Na plateia, vige uma espécie de realidade paralela na qual só o que Trump e seus apoiadores mais radicais dizem está correto. “Eu me informo através das pessoas que sigo no Instagram”, disse a cabeleireira Jessica Popenfoose, ao lado de amigas que usavam camisetas com a frase “Trump Venceu”. 

Apoiadores vestiram-se dos pés à cabeça com roupas e acessórios com o nome do ex-presidente Trump Foto: Stephen Zenner/AFP

Jessica repete todo o roteiro de acusações contra a disputa do ano passado: diz que pessoas mortas votaram, que há cédulas de voto pelo correio fraudadas e um sistema eletrônico problemático. “Democratas sabiam que precisavam trapacear”, afirmou. A narrativa falsa de fraude foi propagandeada por Trump desde antes da eleição e repetida à exaustão pelos apoiadores que foram assistir ao ex-presidente em Ohio.

Joe Biden recebeu 7 milhões de votos a mais do que Trump e advogados do republicano não conseguiram sustentar em tribunais a hipótese de fraude. Mesmo assim, a maioria dos republicanos (63%) ainda acredita na tese, segundo pesquisa Monmouth University, divulgada há uma semana.

Com uma fita adesiva, o engenheiro aposentado Mark Gnatowski reciclou uma camiseta de apoio à campanha de 2020. Mais importante do que colocar “Trump 2024” foi apagar o nome do vice-presidente Mike Pence. No lugar, ele escreveu “DeSantis”, um sinal de apoio ao governador da Flórida, Ron DeSantis, que tenta se colocar como o sucessor de Trump no Partido Republicano. 
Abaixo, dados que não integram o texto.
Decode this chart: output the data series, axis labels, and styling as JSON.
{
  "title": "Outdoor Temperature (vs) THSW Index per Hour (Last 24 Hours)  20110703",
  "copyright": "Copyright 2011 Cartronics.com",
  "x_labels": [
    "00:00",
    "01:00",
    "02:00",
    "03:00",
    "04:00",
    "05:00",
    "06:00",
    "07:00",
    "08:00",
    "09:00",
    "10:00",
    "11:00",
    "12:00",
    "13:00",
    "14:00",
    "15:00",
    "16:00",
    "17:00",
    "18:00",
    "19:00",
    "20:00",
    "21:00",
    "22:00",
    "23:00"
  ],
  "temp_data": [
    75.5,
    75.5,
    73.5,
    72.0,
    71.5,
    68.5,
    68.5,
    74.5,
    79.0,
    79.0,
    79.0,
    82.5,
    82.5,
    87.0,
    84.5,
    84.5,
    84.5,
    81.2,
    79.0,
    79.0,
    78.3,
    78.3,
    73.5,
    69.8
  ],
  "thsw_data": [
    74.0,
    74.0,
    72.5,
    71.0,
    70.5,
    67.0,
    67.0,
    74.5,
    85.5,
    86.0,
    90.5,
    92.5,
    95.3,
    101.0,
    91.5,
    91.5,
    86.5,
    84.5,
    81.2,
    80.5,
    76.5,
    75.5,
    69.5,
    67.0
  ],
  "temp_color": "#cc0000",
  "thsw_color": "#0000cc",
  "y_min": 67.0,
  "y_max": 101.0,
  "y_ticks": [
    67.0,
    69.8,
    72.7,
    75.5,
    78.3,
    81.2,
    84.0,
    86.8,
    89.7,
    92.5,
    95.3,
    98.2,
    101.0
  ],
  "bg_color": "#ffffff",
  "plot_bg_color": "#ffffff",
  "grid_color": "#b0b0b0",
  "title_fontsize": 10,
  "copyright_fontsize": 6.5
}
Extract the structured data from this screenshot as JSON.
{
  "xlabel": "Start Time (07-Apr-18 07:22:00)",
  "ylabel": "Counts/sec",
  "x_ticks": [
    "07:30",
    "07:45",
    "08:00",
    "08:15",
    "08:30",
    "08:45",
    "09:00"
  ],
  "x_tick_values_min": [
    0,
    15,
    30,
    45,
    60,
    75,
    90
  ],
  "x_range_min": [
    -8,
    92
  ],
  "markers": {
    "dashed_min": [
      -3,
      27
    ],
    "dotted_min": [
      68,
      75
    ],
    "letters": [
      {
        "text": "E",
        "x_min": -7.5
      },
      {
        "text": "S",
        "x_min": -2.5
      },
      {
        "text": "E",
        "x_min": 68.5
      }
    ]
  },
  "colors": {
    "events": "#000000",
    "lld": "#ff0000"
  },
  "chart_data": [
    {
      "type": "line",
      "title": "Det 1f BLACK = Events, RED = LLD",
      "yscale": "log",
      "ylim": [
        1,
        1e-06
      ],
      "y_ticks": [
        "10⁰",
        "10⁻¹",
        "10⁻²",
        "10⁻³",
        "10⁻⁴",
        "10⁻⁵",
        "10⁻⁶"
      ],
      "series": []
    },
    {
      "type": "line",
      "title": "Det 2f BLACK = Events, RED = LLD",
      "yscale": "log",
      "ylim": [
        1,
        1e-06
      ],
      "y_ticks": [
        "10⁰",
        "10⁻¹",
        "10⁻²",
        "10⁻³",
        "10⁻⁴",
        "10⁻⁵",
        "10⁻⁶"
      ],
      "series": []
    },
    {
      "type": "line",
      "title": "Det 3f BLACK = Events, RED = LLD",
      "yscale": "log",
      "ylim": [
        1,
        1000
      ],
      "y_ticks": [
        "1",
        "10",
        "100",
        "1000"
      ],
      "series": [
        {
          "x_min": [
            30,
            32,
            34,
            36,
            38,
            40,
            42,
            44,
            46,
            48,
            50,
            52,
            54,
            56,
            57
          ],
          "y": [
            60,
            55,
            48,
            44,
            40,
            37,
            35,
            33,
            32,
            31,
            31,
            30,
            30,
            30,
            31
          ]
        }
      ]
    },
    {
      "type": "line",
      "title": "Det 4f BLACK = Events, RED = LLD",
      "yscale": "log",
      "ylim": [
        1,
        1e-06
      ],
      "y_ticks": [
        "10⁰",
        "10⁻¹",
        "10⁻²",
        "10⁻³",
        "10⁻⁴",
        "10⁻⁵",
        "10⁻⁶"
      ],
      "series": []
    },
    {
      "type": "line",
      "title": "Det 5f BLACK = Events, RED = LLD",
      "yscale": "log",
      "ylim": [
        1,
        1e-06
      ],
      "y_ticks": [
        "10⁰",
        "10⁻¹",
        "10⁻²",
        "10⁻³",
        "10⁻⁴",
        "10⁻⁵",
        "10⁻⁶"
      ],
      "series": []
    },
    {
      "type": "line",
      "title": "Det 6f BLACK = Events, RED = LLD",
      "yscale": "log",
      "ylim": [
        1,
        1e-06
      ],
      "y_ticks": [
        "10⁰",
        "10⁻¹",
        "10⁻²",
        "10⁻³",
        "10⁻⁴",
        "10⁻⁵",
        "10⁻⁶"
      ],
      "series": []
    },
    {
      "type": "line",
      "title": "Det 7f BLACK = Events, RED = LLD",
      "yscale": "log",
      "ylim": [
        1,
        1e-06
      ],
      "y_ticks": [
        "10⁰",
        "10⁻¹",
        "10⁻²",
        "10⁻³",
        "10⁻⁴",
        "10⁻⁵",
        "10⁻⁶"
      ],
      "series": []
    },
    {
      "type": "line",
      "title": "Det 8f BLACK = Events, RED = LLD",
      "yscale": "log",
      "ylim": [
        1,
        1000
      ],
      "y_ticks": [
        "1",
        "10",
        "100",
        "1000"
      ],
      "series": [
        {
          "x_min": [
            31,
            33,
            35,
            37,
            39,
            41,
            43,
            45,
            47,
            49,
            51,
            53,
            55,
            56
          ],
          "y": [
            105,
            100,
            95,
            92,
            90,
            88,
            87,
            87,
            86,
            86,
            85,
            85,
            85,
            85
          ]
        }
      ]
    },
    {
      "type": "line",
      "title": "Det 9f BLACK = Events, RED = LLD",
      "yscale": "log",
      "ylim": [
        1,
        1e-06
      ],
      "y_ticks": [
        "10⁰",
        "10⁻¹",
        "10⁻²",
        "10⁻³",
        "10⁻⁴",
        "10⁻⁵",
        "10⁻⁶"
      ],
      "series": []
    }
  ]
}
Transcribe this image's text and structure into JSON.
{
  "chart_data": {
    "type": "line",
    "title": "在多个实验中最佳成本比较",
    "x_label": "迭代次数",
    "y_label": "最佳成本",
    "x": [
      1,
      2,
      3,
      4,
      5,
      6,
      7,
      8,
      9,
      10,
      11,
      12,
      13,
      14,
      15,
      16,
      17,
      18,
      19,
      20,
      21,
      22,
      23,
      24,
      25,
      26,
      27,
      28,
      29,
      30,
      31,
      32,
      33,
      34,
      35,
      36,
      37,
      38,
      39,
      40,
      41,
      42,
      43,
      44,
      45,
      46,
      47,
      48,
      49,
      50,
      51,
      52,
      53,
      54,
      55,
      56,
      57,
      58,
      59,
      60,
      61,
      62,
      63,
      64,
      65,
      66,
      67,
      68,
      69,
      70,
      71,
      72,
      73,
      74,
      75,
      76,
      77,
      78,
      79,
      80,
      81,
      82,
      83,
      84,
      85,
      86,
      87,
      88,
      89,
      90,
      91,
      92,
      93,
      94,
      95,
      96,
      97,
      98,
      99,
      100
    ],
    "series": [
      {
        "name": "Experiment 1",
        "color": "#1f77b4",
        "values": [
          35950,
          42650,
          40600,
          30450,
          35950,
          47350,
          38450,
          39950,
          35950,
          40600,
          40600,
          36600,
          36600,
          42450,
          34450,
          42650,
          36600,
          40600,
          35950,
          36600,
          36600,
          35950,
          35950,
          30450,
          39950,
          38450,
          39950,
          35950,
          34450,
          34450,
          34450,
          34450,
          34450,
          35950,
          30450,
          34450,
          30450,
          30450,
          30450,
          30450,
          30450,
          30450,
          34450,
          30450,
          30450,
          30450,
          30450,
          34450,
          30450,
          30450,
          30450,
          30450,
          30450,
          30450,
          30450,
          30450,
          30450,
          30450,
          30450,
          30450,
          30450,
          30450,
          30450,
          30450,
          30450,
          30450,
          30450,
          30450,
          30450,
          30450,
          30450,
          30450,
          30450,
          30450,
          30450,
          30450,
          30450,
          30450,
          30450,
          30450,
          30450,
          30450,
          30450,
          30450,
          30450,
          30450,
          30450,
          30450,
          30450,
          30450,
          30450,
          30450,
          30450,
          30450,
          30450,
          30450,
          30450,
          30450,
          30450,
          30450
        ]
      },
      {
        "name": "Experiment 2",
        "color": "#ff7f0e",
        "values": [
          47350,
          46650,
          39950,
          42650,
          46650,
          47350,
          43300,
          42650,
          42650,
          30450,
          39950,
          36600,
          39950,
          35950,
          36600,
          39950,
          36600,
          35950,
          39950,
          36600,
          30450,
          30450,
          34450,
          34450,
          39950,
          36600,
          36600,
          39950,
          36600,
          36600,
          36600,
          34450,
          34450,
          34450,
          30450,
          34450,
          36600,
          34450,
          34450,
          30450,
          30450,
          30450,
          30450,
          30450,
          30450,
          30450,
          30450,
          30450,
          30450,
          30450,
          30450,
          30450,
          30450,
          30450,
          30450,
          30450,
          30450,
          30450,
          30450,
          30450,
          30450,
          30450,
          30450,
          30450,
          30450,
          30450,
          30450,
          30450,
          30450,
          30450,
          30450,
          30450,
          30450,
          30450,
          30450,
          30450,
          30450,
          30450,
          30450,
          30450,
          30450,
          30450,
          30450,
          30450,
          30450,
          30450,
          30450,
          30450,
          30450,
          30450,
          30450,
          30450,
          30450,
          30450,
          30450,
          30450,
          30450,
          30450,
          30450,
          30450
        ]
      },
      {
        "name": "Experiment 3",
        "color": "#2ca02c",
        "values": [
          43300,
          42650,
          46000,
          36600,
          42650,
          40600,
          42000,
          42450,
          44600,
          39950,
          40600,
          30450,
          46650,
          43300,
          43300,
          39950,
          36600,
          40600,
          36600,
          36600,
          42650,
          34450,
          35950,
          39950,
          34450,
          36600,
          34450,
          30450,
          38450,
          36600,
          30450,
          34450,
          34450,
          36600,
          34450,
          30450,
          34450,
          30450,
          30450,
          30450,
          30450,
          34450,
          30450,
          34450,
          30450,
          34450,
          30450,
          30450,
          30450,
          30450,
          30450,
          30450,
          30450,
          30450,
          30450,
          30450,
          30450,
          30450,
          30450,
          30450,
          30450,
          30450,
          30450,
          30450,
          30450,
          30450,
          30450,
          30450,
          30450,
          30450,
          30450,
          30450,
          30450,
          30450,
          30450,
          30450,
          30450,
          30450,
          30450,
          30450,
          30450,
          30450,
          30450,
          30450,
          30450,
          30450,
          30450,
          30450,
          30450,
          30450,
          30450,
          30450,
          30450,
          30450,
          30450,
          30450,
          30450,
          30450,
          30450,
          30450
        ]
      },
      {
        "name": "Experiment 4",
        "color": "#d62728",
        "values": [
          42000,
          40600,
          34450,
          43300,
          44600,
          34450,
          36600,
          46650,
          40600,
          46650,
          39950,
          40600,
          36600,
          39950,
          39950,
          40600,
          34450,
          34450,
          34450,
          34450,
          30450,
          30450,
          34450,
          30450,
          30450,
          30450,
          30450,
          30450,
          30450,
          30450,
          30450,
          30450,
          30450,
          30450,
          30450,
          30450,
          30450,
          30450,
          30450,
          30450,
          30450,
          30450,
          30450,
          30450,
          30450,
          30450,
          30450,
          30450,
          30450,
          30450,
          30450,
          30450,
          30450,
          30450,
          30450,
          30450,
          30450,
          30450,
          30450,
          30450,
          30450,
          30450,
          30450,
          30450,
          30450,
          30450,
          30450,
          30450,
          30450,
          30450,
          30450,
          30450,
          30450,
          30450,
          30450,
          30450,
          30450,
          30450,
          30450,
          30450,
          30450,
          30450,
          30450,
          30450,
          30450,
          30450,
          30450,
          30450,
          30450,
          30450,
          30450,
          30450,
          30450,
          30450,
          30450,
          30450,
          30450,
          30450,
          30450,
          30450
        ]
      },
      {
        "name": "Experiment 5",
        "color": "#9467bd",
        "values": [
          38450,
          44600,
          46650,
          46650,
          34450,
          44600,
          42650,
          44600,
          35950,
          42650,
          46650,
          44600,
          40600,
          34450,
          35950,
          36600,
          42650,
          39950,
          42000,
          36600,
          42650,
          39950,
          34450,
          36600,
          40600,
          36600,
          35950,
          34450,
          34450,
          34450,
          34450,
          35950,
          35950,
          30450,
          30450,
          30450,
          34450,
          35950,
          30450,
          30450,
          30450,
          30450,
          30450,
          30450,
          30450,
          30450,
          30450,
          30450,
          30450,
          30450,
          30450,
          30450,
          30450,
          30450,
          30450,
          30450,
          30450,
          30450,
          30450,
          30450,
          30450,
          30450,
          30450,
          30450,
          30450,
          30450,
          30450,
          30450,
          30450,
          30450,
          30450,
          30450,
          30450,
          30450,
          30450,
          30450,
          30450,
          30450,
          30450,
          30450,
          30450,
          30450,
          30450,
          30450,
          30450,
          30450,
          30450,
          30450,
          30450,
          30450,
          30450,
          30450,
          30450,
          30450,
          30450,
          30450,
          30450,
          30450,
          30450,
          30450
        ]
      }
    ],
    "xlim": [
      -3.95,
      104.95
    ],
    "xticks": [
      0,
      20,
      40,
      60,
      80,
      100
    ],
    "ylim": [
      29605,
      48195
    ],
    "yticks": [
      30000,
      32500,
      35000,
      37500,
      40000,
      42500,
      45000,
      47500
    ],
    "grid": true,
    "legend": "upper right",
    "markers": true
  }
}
Gnatowski reclama que Pence “não fez o que deveria” para garantir a eleição de Trump. O republicano entrou na mira de ataques dos trumpistas por presidir a sessão do Congresso que certificou a vitória de Biden. Mesmo o ataque ao Capitólio é relativizado. “Algumas pessoas me dizem que só sabemos de uma parte da história”, disse Josh Basham, de 36 anos.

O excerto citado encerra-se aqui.